There’s nothing quite like a scoop of ice cream on a hot summer’s day. Starting in the mid-19th century, groups began organizing “ice cream socials” throughout the country. With ties to the Civil War, temperance and the Fourth of July, ice cream socials were more than fundraisers or church picnics—they were community-building events.
Origins of Ice Cream Socials
The idea of the ice cream social emerged in the late-18th and early-19th centuries from the trend of upper-class people serving the frozen dessert at their dinner parties, says Sarah Wassberg Johnson, a food historian. Ice cream was more than a food at these social gatherings: it was a spectacle. The frozen treats were served to guests in an array of fanciful shapes—from vegetables and stockings to elephants and historical figures—created in metal molds. At that time, ice itself was a commodity, only available to those who could afford it: “wealthy individuals in northern climates who were able to harvest and store ice for the summer,” Johnson explains.
In the mid-19th century ice cream gardens—also known as “pleasure gardens”—offered ice cream to the public. The precursor to ice cream parlors, ice cream gardens were particularly popular among women, as they provided a place for them to gather socially, since they weren’t welcome in bars and taverns, generally considered men’s spaces. At first, ice cream gardens were only open to upper-class patrons, but this changed over time and they became less exclusive. There were also ice cream gardens in New York City and Philadelphia owned and operated by Black entrepreneurs for Black patrons who were excluded from white-run establishments.
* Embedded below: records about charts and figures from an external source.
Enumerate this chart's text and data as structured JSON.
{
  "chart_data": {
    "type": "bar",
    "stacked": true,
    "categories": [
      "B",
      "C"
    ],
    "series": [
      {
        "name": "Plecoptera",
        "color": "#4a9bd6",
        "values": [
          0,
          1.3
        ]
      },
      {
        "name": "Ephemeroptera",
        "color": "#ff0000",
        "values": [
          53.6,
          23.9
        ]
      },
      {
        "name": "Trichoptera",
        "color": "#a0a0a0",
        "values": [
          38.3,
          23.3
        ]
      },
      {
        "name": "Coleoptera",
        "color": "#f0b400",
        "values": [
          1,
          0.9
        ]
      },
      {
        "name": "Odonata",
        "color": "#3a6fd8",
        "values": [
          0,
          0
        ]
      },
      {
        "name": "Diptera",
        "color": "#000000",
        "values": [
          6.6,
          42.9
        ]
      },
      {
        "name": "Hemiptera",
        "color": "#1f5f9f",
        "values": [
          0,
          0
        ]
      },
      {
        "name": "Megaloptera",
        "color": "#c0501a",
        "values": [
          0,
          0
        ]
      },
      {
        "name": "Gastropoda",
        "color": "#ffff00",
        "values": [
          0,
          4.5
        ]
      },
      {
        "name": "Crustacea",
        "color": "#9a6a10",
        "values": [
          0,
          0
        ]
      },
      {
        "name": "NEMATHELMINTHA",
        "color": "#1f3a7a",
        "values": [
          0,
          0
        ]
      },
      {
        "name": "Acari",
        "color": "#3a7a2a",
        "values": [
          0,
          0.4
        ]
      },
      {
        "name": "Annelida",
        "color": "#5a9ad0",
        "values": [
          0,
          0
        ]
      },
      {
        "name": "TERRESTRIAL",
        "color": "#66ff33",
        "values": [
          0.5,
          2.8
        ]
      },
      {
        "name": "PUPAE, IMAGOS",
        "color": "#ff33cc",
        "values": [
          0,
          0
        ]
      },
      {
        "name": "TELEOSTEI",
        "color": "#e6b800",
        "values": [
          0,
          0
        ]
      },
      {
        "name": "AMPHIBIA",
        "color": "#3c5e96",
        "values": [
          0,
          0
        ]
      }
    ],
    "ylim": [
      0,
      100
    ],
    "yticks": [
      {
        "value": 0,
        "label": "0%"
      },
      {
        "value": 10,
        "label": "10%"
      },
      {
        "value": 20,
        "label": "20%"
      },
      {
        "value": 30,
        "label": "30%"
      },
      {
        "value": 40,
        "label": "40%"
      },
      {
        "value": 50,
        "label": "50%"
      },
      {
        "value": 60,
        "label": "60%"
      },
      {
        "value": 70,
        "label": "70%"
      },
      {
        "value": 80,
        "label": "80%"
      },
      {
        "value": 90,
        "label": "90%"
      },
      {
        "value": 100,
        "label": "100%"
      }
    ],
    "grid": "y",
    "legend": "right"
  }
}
By the mid-19th century, ice cream had become more widely available in the United States, says Amanda Clark, a public historian at the Missouri Historical Society. This was due in large part to advancements in ice cream-making technology, like the first hand-crank ice cream maker that Nancy M. Johnson of Philadelphia patented in 1843. Prior to that, people were making ice cream the old-fashioned way: putting a container in a bucket of salted ice and stirring it, Johnson explains.
“Then, thanks to industrialization and advances like steel production, more complicated machines became available,” she notes. While commercial ice cream was available, fresh homemade ice cream was typically served at ice cream socials, Johnson says.